The original iPhone was successful. It made people stand up and take notice. Looking back, however, it really didn’t make that much of a dent in the smartphone market. It was the next year that Apple changed the world by introducing the App Store. Since that time, the tremendous success of the App Store has catapulted iOS devices into every aspect of society. Overnight it was no longer enough to make a nice smartphone. That smartphone had to run apps – and lots of them. It took a year or two for competitors to even get into the game. Now it seems that Apple’s experience working with third-party developers as well as the polished and mature software development environment provided for the iOS (both honed for years on the Macintosh platform) have put Apple into a position where the quality of their Apps is head-and-shoulders above everyone else. No other tech company (besides Microsoft) has the wealth of experience working with developers and development tools, so it would seem that this puts RIM at a distinct disadvantage.
25 million iPad users don’t care that it doesn’t have Flash or true multitasking, so why make that a focus in our campaigns? I’ll answer that for you: it’s because that’s all that differentiates our products and its lazy marketing … My mother wants an iPad and iPhone because it is simple and appeals to her. Powerful multitasking doesn’t.
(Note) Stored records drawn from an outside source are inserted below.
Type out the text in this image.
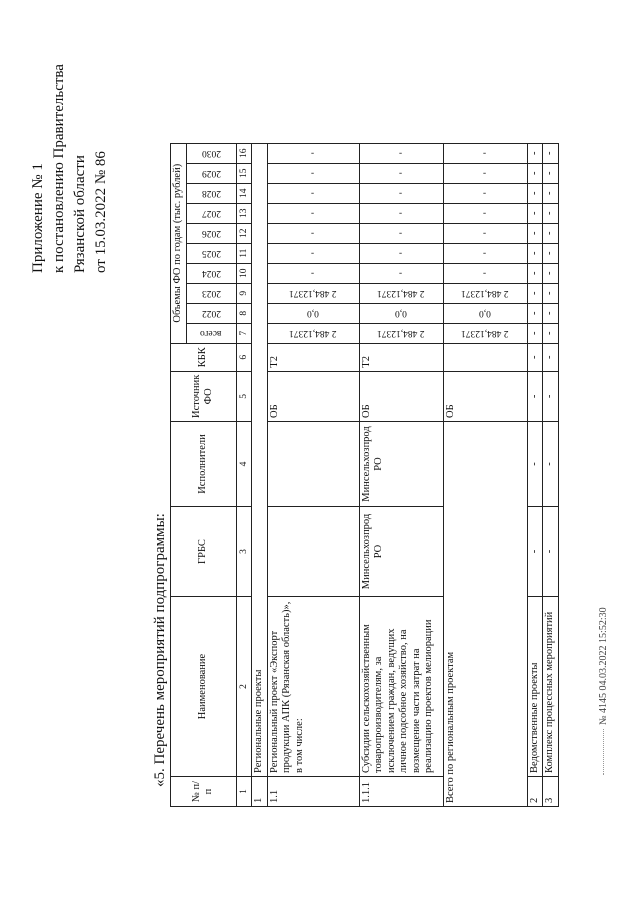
Приложение № 1 к постановлению Правительства Рязанской области от 15.03.2022 № 86
«5. Перечень мероприятий подпрограммы:
№ п/п	Наименование	ГРБС	Исполнители	Источник ФО	КБК	Объемы ФО по годам (тыс. рублей)									

						всего	2022	2023	2024	2025	2026	2027	2028	2029	2030

1	2	3	4	5	6	7	8	9	10	11	12	13	14	15	16
1	Региональные проекты														
1.1	Региональный проект «Экспорт продукции АПК (Рязанская область)», в том числе:			ОБ	Т2	2 484,12371	0,0	2 484,12371	-	-	-	-	-	-	-

1.1.1	Субсидии сельскохозяйственным товаропроизводителям, за исключением граждан, ведущих личное подсобное хозяйство, на возмещение части затрат на реализацию проектов мелиорации	Минсельхозпрод РО	Минсельхозпрод РО	ОБ	Т2	2 484,12371	0,0	2 484,12371	-	-	-	-	-	-	-

Всего по региональным проектам				ОБ		2 484,12371	0,0	2 484,12371	-	-	-	-	-	-	-

2	Ведомственные проекты	-	-	-	-	-	-	-	-	-	-	-	-	-	-
3	Комплекс процессных мероприятий	-	-	-	-	-	-	-	-	-	-	-	-	-	-
№ 4145 04.03.2022 15:52:30
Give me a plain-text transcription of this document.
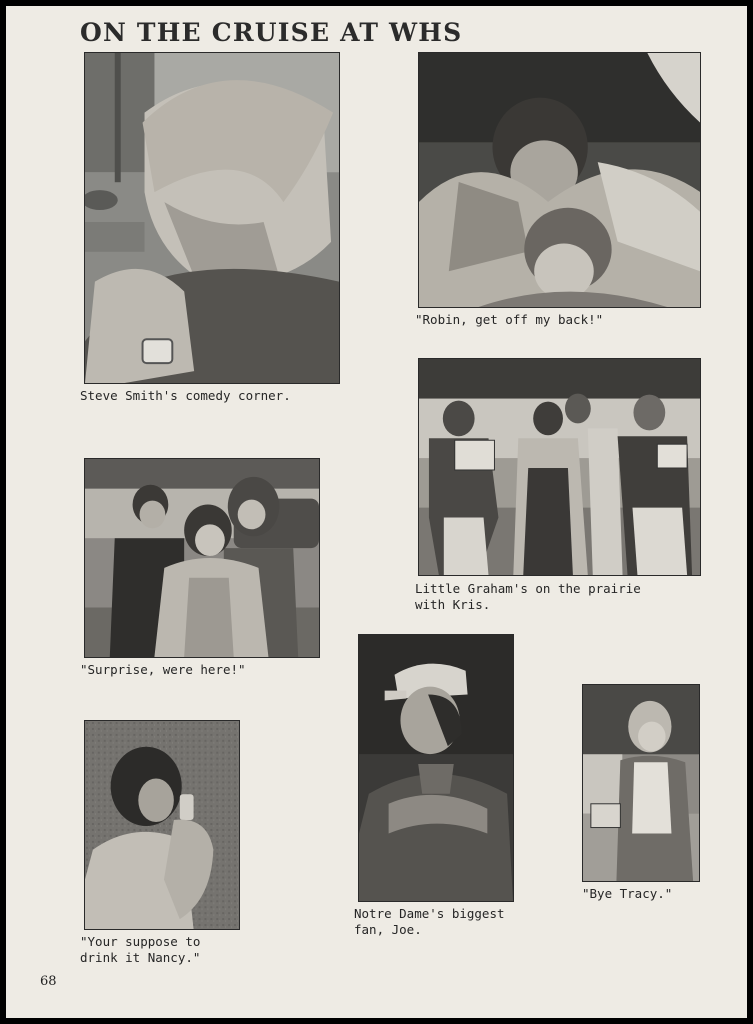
ON THE CRUISE AT WHS
Steve Smith's comedy corner.
"Robin, get off my back!"
Little Graham's on the prairie
with Kris.
"Surprise, were here!"
Notre Dame's biggest
fan, Joe.
"Bye Tracy."
"Your suppose to
drink it Nancy."
68
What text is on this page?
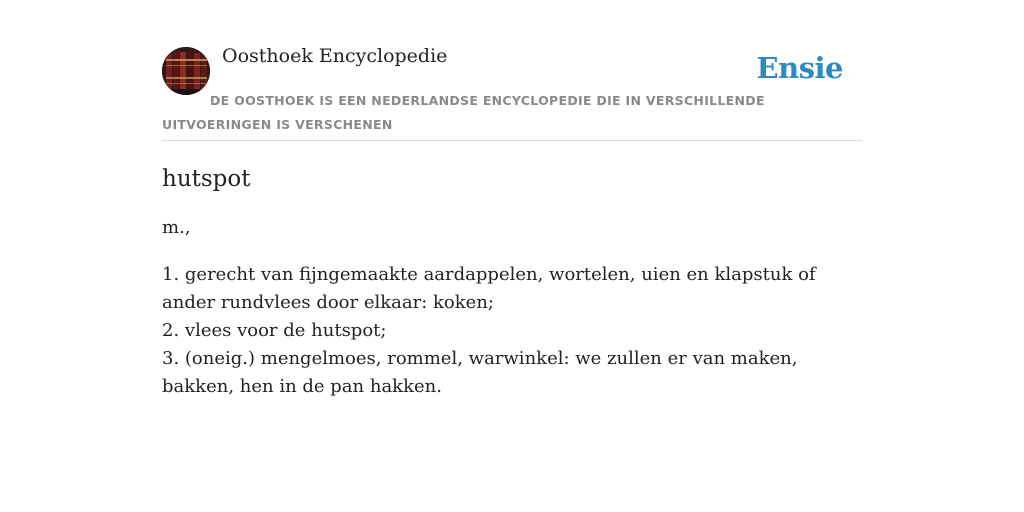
Oosthoek Encyclopedie	Ensie
DE OOSTHOEK IS EEN NEDERLANDSE ENCYCLOPEDIE DIE IN VERSCHILLENDE UITVOERINGEN IS VERSCHENEN
hutspot
m.,
1. gerecht van fijngemaakte aardappelen, wortelen, uien en klapstuk of ander rundvlees door elkaar: koken;
2. vlees voor de hutspot;
3. (oneig.) mengelmoes, rommel, warwinkel: we zullen er van maken, bakken, hen in de pan hakken.
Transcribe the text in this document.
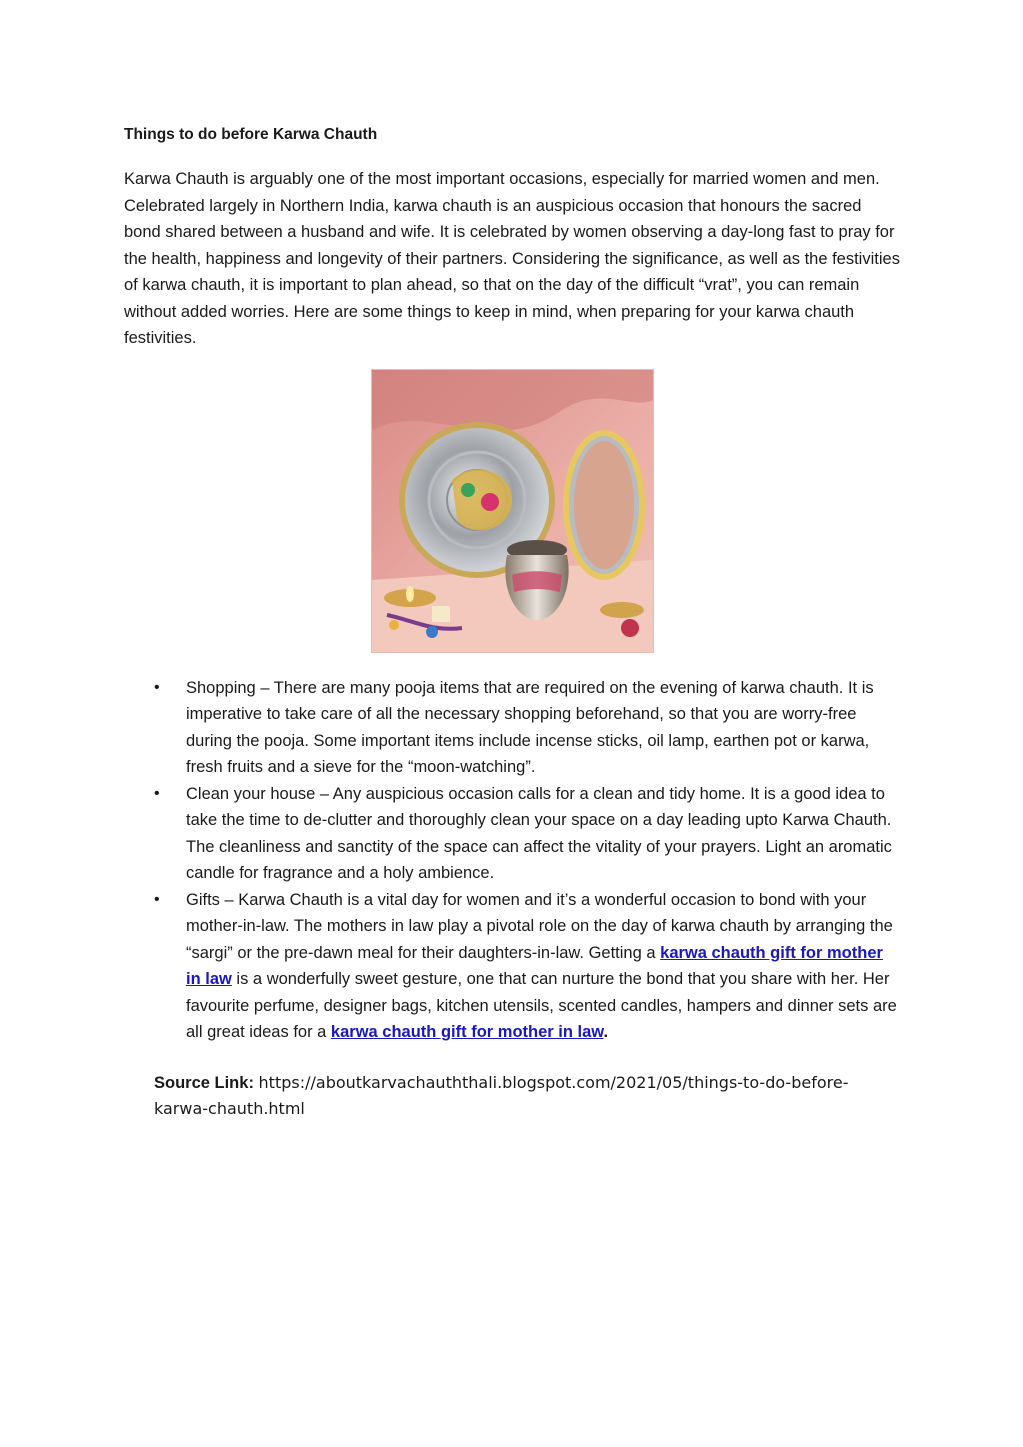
Things to do before Karwa Chauth

Karwa Chauth is arguably one of the most important occasions, especially for married women and men. Celebrated largely in Northern India, karwa chauth is an auspicious occasion that honours the sacred bond shared between a husband and wife. It is celebrated by women observing a day-long fast to pray for the health, happiness and longevity of their partners. Considering the significance, as well as the festivities of karwa chauth, it is important to plan ahead, so that on the day of the difficult “vrat”, you can remain without added worries. Here are some things to keep in mind, when preparing for your karwa chauth festivities.

• Shopping – There are many pooja items that are required on the evening of karwa chauth. It is imperative to take care of all the necessary shopping beforehand, so that you are worry-free during the pooja. Some important items include incense sticks, oil lamp, earthen pot or karwa, fresh fruits and a sieve for the “moon-watching”.
• Clean your house – Any auspicious occasion calls for a clean and tidy home. It is a good idea to take the time to de-clutter and thoroughly clean your space on a day leading upto Karwa Chauth. The cleanliness and sanctity of the space can affect the vitality of your prayers. Light an aromatic candle for fragrance and a holy ambience.
• Gifts – Karwa Chauth is a vital day for women and it’s a wonderful occasion to bond with your mother-in-law. The mothers in law play a pivotal role on the day of karwa chauth by arranging the “sargi” or the pre-dawn meal for their daughters-in-law. Getting a karwa chauth gift for mother in law is a wonderfully sweet gesture, one that can nurture the bond that you share with her. Her favourite perfume, designer bags, kitchen utensils, scented candles, hampers and dinner sets are all great ideas for a karwa chauth gift for mother in law.
Source Link: https://aboutkarvachauththali.blogspot.com/2021/05/things-to-do-before-karwa-chauth.html
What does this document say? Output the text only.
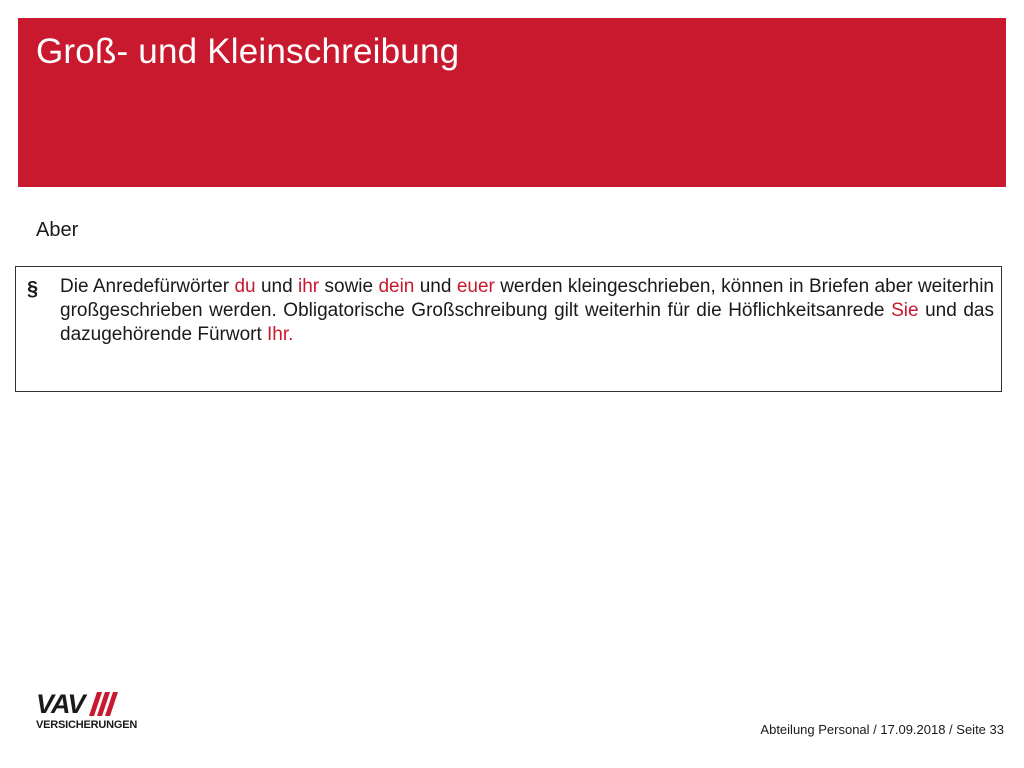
Groß- und Kleinschreibung
Aber
§ Die Anredefürwörter du und ihr sowie dein und euer werden kleingeschrieben, können in Briefen aber weiterhin großgeschrieben werden. Obligatorische Großschreibung gilt weiterhin für die Höflichkeitsanrede Sie und das dazugehörende Fürwort Ihr.
VAV
VERSICHERUNGEN	Abteilung Personal / 17.09.2018 / Seite 33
Earlier I mentioned how most smartphone companies market their products as if they were “made by geeks for geeks”. Compare this to Apple’s marketing where they highlight the simplicity and ease-of-use of their products. In many cases, Apple’s marketing is inconsequential as the real secret to their growth is word-of-mouth. Apple owners tend to become evangelistic about their devices, proudly showing them off to their friends and family who quickly purchase their own Apple products and continue to spread the word. Again, most tech companies simply don’t understand that “old world” marketing only appeals to tech-savvy people. When the smartphone market was small and made up of mostly geeks, that worked well. Now that Apple has kicked open the doors of the smartphone market to the mainstream, that type of marketing is no longer effective. But again, it will take a complete corporate culture change for a company to embrace this type of thinking, then they must create the products that are user-focused, AND then they must understand how to market it. Again, none of this will happen overnight.
The bottom line is this letter highlights the trouble with RIM, but it basically shows the fundamental weaknesses of most tech companies which Apple is currently exploiting. The secret to Apple’s success is that they are the ONLY company in the market with so much experience in user-focused computing. That experience has been gained over 35 years, starting in the dawn of the personal computer market. No other company can touch that level of expertise and it is showing now. Only the companies that are strong enough to stick around, gain the necessary experience, and change their corporate culture will have any chance of competing with Apple. Unfortunately for RIM, time is a luxury it does not seem they have. Unless RIM can pull off a miracle, dramatically change their company, and introduce products that can feasibly compete in the new world of technology, it seems their days are numbered.